The LAC held that it was clear that the overall assessment of whether a business transferred “seamlessly” depends on examining the totality of the business operated by Rural before the transfer and that the test so applied was also in accordance with the test applied in terms of the TUPE Regulations.

The LAC overturned the Labour Court’s decision and held that a significant component of the overall business was not retransferred by Rural to the Municipality and that as a result not enough transferred to the Municipality and the business conducted by Rural had not been transferred to the Municipality. The transfer of components did not result in a seamless transfer of the business.

Rural approached the CC and presented three main arguments in support of its application for leave to appeal the LAC judgment.
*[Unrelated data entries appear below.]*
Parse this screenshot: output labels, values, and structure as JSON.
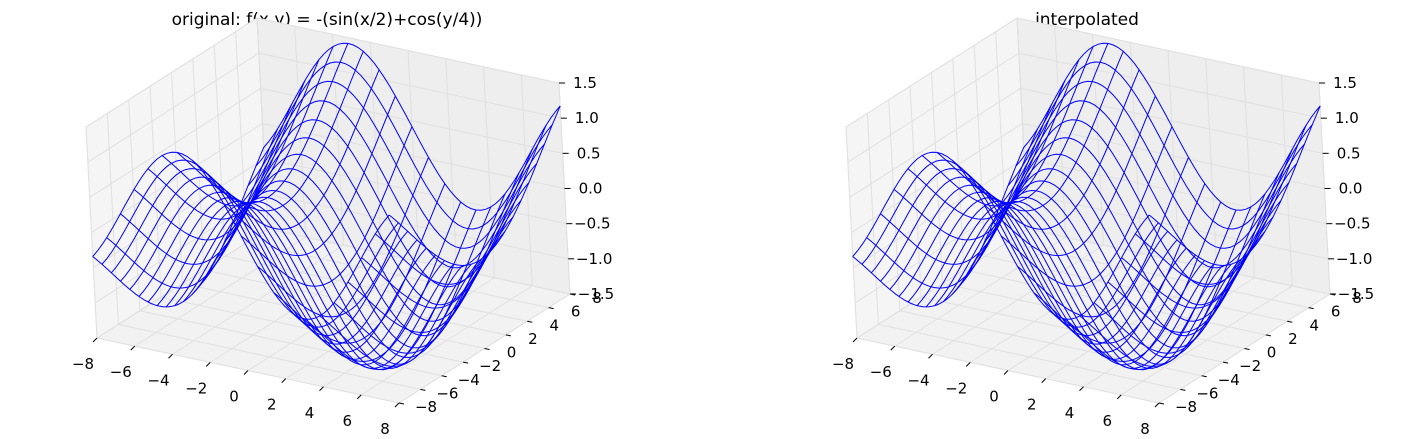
{
  "chart_data": [
    {
      "type": "surface",
      "title": "original: f(x,y) = -(sin(x/2)+cos(y/4))",
      "function": "-(sin(x/2)+cos(y/4))",
      "xlim": [
        -8,
        8
      ],
      "ylim": [
        -8,
        8
      ],
      "zlim": [
        -1.5,
        1.5
      ],
      "xticks": [
        "−8",
        "−6",
        "−4",
        "−2",
        "0",
        "2",
        "4",
        "6",
        "8"
      ],
      "yticks": [
        "−8",
        "−6",
        "−4",
        "−2",
        "0",
        "2",
        "4",
        "6",
        "8"
      ],
      "zticks": [
        "−1.5",
        "−1.0",
        "−0.5",
        "0.0",
        "0.5",
        "1.0",
        "1.5"
      ],
      "grid": true,
      "wire_color": "#0000ff",
      "wire_points_per_axis": 21
    },
    {
      "type": "surface",
      "title": "interpolated",
      "function": "-(sin(x/2)+cos(y/4))",
      "xlim": [
        -8,
        8
      ],
      "ylim": [
        -8,
        8
      ],
      "zlim": [
        -1.5,
        1.5
      ],
      "xticks": [
        "−8",
        "−6",
        "−4",
        "−2",
        "0",
        "2",
        "4",
        "6",
        "8"
      ],
      "yticks": [
        "−8",
        "−6",
        "−4",
        "−2",
        "0",
        "2",
        "4",
        "6",
        "8"
      ],
      "zticks": [
        "−1.5",
        "−1.0",
        "−0.5",
        "0.0",
        "0.5",
        "1.0",
        "1.5"
      ],
      "grid": true,
      "wire_color": "#0000ff",
      "wire_points_per_axis": 21
    }
  ]
}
The first was that the LAC adopted a new and thus wrong test to determine if there had been a transfer of the business. It argued that the LAC when referring to a transfer that must be “seamless” thereby introduced a new test, that of a seamless transfer.

The CC rejected this argument stating that it was clear that the LAC applied the test enumerated previously by the LAC and the CC. The test is that the court must make an overall assessment of the business to determine whether it transferred as a going concern. The CC held that the reference to a seamless transfer was within the context of the LAC applying the correct test.

The second argument was that the LAC made a wrong finding on the facts when finding that the components withheld were vital for the business to transfer. The LAC on the facts resolved that the components were vital to the running of the business. The CC was unimpressed with the argument and held that the LAC correctly interpreted the facts.

The third argument was that “local and international developments in relation to so-called ‘service provision changes’ as opposed to standard transfer of business, necessitated the reformulation or development of our law”.

The LAC was referred to these developments in the UK law known as the TUPE Regulations in terms of which a distinction was drawn between a business and a service. The CC was urged to have regard to those developments to develop South African law. The CC firmly rejected this argument for the following reasons:

  • Some concepts used in TUPE are foreign to the wording of s197 of the LRA and s197 already refers to a “service”. There is no need to look any further.
  • While it is useful to refer to comparative foreign law instruments and judgments it must be with due regard to differences in language and concepts.
  • The TUPE amendments introducing special considerations relating to the transfer of a service had already been introduced before and not after the amendment to s197 to make provision in s197 for the transfer of a service. Section 197 thus adequately caters for transfers of a service. The CC again emphasised that it was the business rendering the service that must be the subject of the transfer.

Rural’s application for leave to appeal was refused by the CC with costs. Rural did not transfer enough of its business to constitute a transfer of a business as a going concern.